Neither of these is a good option to me. For the most part, I've said no. Not because I think my kids aren't old enough to use these sites, but because I don't like giving them permission to lie about their age. I also don't like giving those sites permission to treat my child like an adult, to collect any information from them, and also show them any content that they would show an adult.

Of course Pinterest is the same as the others: "Any use or access by anyone under the age of 13 is prohibited." But for that one, I quietly set up an account for my eight year old without explicitly telling her that I was lying about her age. She uses it to pin pictures of cute baby animals, to save hairstyles that she likes, and to collect Halloween costume ideas. She's also started using it for school projects, setting up private boards with her friends where they can share their research and collaborate on their projects.

Mom! It says I'm not old enough to get an account. What do I do?

This is my eleven year old, after downloading a game onto his computer that he asked permission to download, that I researched to determine its appropriateness, and that all of his friends play. 


Fine, use my e-mail address and birth date.

I don't like this. I don't like having an arbitrary American law determine what my kids can and cannot do online. I don't like giving my kids permission to lie.

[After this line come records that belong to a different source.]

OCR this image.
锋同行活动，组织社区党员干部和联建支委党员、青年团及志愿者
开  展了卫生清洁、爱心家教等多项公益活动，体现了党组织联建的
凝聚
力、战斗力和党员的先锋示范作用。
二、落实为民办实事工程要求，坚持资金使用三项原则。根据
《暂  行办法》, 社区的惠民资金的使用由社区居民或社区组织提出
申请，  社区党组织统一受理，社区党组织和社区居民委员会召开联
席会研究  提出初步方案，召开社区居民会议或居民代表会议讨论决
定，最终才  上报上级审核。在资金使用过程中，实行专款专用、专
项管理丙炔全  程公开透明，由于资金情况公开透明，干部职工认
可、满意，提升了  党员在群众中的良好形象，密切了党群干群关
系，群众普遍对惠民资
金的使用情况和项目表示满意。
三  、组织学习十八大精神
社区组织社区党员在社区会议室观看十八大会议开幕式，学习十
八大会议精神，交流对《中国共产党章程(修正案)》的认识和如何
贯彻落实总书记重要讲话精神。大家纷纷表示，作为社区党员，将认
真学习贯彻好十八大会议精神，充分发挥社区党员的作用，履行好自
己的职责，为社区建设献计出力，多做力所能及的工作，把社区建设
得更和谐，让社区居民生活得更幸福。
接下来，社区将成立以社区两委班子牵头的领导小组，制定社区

This isn't an issue that is just confined to my home or other families' homes. I've heard of elementary schools using a closed facebook group for the kids at their school to communicate with kids at a partner school in another province or country. None of those kids has reached age 13 and the school knows it, yet the school is encouraging this.

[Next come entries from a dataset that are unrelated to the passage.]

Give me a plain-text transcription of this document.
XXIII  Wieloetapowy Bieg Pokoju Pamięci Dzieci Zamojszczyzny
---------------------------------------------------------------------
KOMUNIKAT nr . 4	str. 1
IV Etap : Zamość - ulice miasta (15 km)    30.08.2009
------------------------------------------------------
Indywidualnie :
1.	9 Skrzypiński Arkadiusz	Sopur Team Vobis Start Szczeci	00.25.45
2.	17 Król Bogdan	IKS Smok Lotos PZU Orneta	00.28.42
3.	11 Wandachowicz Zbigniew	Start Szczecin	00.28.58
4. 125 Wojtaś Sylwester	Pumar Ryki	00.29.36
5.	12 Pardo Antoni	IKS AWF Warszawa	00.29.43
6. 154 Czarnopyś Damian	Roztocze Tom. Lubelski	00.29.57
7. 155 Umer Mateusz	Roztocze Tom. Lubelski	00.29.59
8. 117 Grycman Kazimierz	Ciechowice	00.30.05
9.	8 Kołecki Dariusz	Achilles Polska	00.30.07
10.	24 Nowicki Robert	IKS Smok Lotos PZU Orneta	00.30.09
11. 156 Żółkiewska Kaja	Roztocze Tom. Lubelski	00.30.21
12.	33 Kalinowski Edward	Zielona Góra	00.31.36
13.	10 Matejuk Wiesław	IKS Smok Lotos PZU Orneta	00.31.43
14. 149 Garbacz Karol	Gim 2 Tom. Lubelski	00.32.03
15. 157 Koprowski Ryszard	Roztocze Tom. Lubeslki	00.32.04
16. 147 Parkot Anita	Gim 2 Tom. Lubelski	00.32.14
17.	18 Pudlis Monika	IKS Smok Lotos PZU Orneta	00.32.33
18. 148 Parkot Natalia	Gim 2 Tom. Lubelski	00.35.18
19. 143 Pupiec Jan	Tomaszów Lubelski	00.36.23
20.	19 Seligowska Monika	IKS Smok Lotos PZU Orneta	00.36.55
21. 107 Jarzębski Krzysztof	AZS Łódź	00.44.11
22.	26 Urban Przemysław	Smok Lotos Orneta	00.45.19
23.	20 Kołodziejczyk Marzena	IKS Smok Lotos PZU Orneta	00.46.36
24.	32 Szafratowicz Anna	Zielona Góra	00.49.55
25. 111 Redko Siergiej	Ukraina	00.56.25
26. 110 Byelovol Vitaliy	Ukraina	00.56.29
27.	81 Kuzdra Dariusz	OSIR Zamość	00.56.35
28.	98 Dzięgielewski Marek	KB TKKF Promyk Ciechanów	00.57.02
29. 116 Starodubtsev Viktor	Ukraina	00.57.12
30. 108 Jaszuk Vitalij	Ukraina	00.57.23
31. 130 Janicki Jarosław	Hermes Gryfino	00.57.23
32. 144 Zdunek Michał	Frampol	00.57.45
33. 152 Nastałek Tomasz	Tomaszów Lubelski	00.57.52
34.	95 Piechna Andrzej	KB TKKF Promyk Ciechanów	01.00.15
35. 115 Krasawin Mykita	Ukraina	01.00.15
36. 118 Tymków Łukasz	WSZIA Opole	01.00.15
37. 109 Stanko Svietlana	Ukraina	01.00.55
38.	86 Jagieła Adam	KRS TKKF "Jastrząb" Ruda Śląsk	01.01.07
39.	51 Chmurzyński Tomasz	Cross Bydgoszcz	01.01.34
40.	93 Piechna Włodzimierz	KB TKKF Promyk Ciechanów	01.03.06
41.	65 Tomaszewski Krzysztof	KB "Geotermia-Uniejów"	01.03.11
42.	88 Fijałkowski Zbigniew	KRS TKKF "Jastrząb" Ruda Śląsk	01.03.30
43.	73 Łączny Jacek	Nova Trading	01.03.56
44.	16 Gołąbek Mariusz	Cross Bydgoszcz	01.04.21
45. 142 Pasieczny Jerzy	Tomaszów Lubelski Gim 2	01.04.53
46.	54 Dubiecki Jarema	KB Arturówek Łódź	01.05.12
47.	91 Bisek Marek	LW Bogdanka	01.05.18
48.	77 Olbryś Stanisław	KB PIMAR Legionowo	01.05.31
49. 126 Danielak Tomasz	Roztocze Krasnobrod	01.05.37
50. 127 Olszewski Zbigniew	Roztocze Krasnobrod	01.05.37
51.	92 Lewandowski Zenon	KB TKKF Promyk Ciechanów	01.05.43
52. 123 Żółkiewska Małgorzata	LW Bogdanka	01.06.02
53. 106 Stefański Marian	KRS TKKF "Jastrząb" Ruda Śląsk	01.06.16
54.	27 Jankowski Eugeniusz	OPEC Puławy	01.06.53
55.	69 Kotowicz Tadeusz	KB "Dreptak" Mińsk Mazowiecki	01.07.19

My plea to social media and gaming sites: Create child accounts

Do you know what I would love? I would love to be able to log in to facebook and set up child accounts for my kids. It would be an account that they can use, on their own devices, but that I retain some control over until they reach a certain age (perhaps that magical age 13 in COPPA). Give me, as the parent, control over things like privacy permissions. Give me, as the parent, the option to view things like personal messages. Give me, as the parent, the choice to not have my children exposed to ads.

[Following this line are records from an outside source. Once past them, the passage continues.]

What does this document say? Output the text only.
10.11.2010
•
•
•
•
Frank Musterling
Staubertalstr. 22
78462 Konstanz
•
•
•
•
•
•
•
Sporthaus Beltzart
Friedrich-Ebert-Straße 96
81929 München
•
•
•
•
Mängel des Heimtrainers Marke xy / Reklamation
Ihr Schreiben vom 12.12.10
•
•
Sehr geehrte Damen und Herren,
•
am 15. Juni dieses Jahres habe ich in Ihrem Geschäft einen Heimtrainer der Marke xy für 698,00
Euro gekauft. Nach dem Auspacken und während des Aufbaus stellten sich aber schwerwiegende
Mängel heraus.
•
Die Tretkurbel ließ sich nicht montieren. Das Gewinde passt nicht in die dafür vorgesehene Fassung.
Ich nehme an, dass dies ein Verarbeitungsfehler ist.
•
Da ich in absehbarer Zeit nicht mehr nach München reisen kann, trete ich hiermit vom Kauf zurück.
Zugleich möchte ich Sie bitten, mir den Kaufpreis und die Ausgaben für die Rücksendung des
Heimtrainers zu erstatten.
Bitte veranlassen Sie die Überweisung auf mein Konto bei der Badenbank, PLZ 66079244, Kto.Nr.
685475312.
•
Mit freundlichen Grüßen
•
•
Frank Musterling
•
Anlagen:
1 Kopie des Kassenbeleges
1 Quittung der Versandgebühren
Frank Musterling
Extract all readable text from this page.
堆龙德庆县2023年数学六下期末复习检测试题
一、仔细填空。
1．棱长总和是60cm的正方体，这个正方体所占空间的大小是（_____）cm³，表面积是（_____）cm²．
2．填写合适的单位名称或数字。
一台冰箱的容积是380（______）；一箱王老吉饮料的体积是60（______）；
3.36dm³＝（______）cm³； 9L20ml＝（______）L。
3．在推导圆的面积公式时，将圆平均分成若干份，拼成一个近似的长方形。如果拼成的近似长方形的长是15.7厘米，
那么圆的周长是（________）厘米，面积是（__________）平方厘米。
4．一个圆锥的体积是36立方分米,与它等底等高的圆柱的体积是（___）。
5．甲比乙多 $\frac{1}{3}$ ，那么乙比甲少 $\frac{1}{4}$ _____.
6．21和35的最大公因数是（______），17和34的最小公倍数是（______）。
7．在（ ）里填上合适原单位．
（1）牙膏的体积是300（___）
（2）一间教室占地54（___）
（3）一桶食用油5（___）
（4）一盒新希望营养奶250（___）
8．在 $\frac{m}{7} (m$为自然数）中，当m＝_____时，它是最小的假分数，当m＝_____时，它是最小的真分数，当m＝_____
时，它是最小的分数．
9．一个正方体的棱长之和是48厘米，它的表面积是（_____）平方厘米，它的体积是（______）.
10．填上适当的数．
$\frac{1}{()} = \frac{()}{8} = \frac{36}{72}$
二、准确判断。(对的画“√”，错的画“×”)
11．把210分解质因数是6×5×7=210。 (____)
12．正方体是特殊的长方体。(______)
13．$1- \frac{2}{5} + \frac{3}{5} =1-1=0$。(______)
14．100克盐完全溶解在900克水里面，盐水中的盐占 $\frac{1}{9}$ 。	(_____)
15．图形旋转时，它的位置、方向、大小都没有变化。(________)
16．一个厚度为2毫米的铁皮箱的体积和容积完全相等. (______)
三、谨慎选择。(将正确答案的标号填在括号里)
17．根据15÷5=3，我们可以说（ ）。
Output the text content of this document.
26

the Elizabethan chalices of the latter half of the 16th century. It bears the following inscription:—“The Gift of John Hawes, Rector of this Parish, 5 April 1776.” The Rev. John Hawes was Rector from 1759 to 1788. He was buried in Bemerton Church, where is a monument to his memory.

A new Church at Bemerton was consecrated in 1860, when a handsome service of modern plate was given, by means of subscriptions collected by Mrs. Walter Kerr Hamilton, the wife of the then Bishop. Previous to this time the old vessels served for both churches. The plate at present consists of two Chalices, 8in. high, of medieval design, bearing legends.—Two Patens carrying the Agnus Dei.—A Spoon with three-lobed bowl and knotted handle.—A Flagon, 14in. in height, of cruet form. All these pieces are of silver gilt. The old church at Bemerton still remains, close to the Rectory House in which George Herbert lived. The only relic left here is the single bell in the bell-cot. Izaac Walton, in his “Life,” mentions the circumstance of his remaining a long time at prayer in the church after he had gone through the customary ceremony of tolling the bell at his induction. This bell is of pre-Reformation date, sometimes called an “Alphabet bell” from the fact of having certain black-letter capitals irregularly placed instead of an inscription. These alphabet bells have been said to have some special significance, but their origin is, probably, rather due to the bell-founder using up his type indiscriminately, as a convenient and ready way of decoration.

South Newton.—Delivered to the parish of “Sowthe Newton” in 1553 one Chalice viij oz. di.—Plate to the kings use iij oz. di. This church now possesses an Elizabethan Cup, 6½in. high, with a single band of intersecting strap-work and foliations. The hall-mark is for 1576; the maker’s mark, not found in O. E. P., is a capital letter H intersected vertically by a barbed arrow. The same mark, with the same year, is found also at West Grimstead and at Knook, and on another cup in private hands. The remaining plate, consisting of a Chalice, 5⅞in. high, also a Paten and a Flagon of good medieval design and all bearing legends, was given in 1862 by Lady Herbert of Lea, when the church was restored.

Yes, I know that facebook's business model is based on ads and selling personal information.  But a child who is under age 13 now will soon be a child that is over age 13. If facebook creates a safe space for them when they are younger, then they'll age into being an already connected, regular user of facebook when they do reach age 13.

Not only does this create a loyal user group for these social media and gaming sites going forward, but it also gives parents an opportunity to teach their children responsible use of social media at an age when they are still responsive to guidance from their parents. I know that I have a lot more influence over an eight year old, than I will over a 13 year old. The eight year old is still happy to have me sit with her as she picks out her profile picture for Pinterest. The eight year old still tells me when strangers follow her or try to talk to her. We can have the conversations now about Internet safety. Teaching our kids social media safety is like teaching them street safety. You don't go from having them strapped into a stroller to suddenly letting them loose on the street.

The dangers of COPPA

COPPA is intended to empower parents and protect kids. Instead, it has encouraged websites to wash their hands of any responsibility by putting a line in their terms of service that says it may not be used by people under age 13. This is not protecting children. It is forcing them to lie, to hide things from their parents, or to use apps that have significantly fewer safety provisions than the major social media sites do.

What will it take to get legislators and social network owners to be more creative and responsible about the way that they handle the growing youth audience?